Questa recensione mi è arrivata via mail, da un ragazzo che frequenta gli stadi da oltre 20 anni.  Lui vuole restare anonimo, ma il pezzo merita di essere letto da tutti.

 

Azioni veloci, capitoli brevi e intriganti, riflessioni dei personaggi che fanno riflettere, luci e ombre ben distribuite su “sbirri” e “ultrà”: trovo che questo libro non solo sia riuscito, ma sia anche un libro onesto. 

Non ci sono buoni, né cattivi: ci sono uomini e personaggi eterogenei, che interagiscono in un contesto difficile, quale lo stadio.

Troppo spesso si sente parlare a sproposito di un ambiente che in pochi conoscono.
Un libro che non sia credibile nell’ambientazione o nei contenuti non è, a mio avviso, un buon libro.

Qui chi scrive sa di cosa parla, direttamente, quando parla da poliziotto, ma sa anche quanto vale uno striscione per un gruppo organizzato o che sta nascendo.
Il libro mi è piaciuto, l’ho divorato, parla della mia Genova, parla di un argomento che mi interessa, parla e fa parlare. 

Credo che nessuna delle due parti in casa debba sentirsi offesa: qui si parla di uomini, ognuno con le proprie storie e le proprie responsabilità individuali. Si parla di due gruppi opposti, ma che non possono se onesti intellettualmente, negare evidenze per uscirne puliti. Un poliziotto che nega un lacrimogeno ad altezza uomo o una manganellata in più o più violenta sarebbe credibile come un ultrà che nega l’uso della violenza in certi contesti per affermarsi o per rivendicare la sua esistenza.
Fondamentalmente quando ripenso a “A viso coperto” rivedo uomini, così diversi e così simili sotto certi aspetti, che non solo si affrontano, ma in qualche modo si confrontano in un mondo che li sta a guardare e li giudica senza sapere in realtà per cosa stanno lottando.

Lupo e Ferro, alla fine, sono solo i cattivi delle due squadre opposte o sono solo quelli che si fanno meno domande? 

Ambientarlo a Genova, all’interno di una tifoseria esistente, con riferimenti a situazioni e scontri romanzati per agevolare la trama può essere una scelta rischiosa ma che in realtà reputo necessaria per dare la necessaria credibilità al tutto.
Dal punto di vista narrativo il romanzo cresce con lo scorrere delle pagine e anche personaggi minori o che potevano inizialmente sembrare stereotipati acquistano spessore e rivendicano il loro indispensabile apporto al libro, con una fuga, un’azione inaspettata, un commento che scurisce un personaggio immacolato fino a quel momento.

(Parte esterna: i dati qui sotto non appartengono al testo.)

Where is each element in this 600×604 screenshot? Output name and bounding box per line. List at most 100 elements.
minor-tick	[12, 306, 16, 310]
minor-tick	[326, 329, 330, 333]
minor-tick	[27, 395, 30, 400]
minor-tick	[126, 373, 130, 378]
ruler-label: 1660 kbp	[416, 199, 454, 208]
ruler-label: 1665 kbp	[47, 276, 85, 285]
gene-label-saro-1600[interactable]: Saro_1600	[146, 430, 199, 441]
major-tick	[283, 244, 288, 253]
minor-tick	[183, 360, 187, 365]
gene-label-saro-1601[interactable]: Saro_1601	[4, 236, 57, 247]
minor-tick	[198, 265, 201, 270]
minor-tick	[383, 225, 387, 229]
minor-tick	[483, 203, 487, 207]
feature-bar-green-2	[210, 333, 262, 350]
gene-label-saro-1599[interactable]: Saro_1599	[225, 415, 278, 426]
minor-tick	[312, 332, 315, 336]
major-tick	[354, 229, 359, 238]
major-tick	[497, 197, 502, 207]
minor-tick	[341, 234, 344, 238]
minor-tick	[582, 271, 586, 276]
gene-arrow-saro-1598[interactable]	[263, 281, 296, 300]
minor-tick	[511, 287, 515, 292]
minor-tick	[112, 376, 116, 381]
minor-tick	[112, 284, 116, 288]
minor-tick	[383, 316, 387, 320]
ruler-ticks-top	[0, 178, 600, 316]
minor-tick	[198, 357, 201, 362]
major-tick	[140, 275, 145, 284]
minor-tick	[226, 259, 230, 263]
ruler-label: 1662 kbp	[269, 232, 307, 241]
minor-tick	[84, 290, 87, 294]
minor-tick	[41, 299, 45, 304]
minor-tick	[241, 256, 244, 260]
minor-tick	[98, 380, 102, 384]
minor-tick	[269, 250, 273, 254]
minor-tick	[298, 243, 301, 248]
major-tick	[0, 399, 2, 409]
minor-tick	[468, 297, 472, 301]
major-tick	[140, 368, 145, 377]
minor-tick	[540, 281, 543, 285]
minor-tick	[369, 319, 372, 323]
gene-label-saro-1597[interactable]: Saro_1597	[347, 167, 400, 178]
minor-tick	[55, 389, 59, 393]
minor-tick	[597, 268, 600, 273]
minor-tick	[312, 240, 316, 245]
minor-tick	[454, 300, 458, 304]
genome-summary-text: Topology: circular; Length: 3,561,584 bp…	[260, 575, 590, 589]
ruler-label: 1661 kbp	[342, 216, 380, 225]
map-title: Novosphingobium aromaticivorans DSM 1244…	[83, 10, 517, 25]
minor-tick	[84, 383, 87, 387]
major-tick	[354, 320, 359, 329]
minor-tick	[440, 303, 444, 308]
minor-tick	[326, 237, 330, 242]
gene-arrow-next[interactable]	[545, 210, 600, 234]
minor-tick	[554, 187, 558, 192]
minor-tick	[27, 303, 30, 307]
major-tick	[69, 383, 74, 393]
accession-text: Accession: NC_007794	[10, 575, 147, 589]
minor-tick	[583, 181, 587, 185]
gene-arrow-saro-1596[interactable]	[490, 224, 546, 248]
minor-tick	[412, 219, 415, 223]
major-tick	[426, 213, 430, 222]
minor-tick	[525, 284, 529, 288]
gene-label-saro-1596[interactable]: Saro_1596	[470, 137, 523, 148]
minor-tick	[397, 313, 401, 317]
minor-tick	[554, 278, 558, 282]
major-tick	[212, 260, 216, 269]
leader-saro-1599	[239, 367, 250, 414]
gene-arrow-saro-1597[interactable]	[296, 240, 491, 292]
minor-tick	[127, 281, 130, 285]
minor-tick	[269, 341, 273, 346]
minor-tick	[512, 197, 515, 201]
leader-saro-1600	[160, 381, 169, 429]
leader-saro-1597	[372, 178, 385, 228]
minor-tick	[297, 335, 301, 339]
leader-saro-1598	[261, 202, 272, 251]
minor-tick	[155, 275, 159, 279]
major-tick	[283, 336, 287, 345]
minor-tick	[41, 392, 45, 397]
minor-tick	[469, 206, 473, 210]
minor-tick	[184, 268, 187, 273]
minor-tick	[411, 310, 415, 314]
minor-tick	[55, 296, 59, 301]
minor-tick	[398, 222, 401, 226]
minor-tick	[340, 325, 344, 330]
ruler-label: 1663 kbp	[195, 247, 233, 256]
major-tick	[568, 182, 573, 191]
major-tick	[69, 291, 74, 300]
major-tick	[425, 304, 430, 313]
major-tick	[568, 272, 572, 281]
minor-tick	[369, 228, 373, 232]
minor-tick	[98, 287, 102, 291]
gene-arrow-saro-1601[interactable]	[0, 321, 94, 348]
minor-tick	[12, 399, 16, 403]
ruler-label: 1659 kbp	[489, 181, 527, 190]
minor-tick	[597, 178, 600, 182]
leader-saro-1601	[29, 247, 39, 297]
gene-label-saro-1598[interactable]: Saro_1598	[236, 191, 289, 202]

“A viso coperto “ è già un film sceneggiato ma è anche e soprattutto un libro, un bel libro che racconta una storia, racconta altre storie nella storia, entra con rispetto e qualche volta a gamba tesa su un mondo che esiste e non è quello che ci raccontano al tg, quando la polizia dei buoni ci protegge dai cattivi ultrà e non è quello della ribellione giusta e dovuta contro “gli sbirri tutti bastardi”.

Perché poi alla fine il bianco immacolato e il nero pece non esistono, esistono quelle zone grigie come i gradoni di uno stadio e l’asfalto e i pomeriggi di un inverno rigido, bardato con sciarpa od elmetto a difendere quel poco o tanto che crediamo sia nostro e che dobbiamo proteggere a tutti i costi.